Reputation: 329
So, I'm doing a web scraping using Beautiful Soup
Let say I want to store the data to csv for every loop below
containers = page_soup.findAll("div",{"class":"product-img" })
filename = "result.csv"
f = open(filename, "w")
headers = "Link,Image\n"
f.write(headers)
for container in containers:
items = container.findAll("a")
for item in items:
datalink = item.attrs['href']
dataimg = item.attrs['src']
f.write(datalink + "," + dataimg + "\n")
f.close()
When I open the csv file with excel ,
The data is crumble into 1 column instead of 2 column
What I got :
Column A
Link,Image
link1,img1
link2,img2
link3,img3
link4,img4
link5,img5
What Expected :
Column A Column B
Link Image
link1 img1
link2 img2
link3 img3
link4 img4
link5 img5
Upvotes: 0
Views: 101
Reputation: 3716
Short answer: use a library. In this case, Python's built-in csv
module:
Longer answer: without the exact code, and the data input you're using, the best I can do is guess at the problem. But, in short, due to edge cases and embedded quotes and commas, CSV is slightly more complicated than you think. Use a library that has already sussed out the details.
Additionally, don't "C-think" with the file manipulation.

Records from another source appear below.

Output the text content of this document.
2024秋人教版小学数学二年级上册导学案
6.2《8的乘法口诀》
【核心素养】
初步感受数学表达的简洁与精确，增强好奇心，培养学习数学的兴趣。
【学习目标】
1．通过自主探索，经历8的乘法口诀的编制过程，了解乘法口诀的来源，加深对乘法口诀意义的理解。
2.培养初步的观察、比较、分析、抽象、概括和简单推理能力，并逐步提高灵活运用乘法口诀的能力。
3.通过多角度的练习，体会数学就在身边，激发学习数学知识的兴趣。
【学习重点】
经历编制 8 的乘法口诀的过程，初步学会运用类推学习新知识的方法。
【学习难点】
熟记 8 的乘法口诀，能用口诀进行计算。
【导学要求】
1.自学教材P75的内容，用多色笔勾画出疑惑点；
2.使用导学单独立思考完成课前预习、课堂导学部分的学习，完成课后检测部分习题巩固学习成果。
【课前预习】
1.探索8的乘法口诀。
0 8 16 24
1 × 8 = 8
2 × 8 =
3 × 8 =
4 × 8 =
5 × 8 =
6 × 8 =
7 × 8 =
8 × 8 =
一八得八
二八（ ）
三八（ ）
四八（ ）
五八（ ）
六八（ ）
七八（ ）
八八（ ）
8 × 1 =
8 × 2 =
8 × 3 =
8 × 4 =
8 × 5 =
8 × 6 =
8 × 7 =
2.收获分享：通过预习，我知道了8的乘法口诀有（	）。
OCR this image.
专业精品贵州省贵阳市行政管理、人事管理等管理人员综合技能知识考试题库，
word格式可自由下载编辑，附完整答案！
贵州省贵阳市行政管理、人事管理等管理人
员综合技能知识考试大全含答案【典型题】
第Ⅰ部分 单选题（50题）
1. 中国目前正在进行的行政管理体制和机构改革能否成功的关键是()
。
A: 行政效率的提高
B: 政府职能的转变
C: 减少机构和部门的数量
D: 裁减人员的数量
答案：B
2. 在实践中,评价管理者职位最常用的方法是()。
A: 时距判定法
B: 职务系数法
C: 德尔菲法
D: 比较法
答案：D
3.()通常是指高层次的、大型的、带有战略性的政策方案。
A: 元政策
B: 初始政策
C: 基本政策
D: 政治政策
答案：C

Use with
. That is:
# "Bad"
f = open('somefile', 'w')
f.write( data )
f.close()
# Good
with open('somefile', 'w') as f:
f.write( data )
I'll leave it to the docs (section 7.2), to explain why with
is the (much) better path.
Finally, example code to get you on your way:
import csv
containers = page_soup.findAll("div",{"class":"product-img" })
filename = "result.csv"
with open(filename, "w") as f:
csvwriter = csv.writer(f, quoting=csv.QUOTE_MINIMAL)
csvwriter.writerow( ('Link', 'Image') )
for container in containers:
items = container.findAll("a")
for item in items:
datalink = item.attrs['href']
dataimg = item.attrs['src']
csvwriter.writerow( (datalink, dataimg))
Upvotes: 1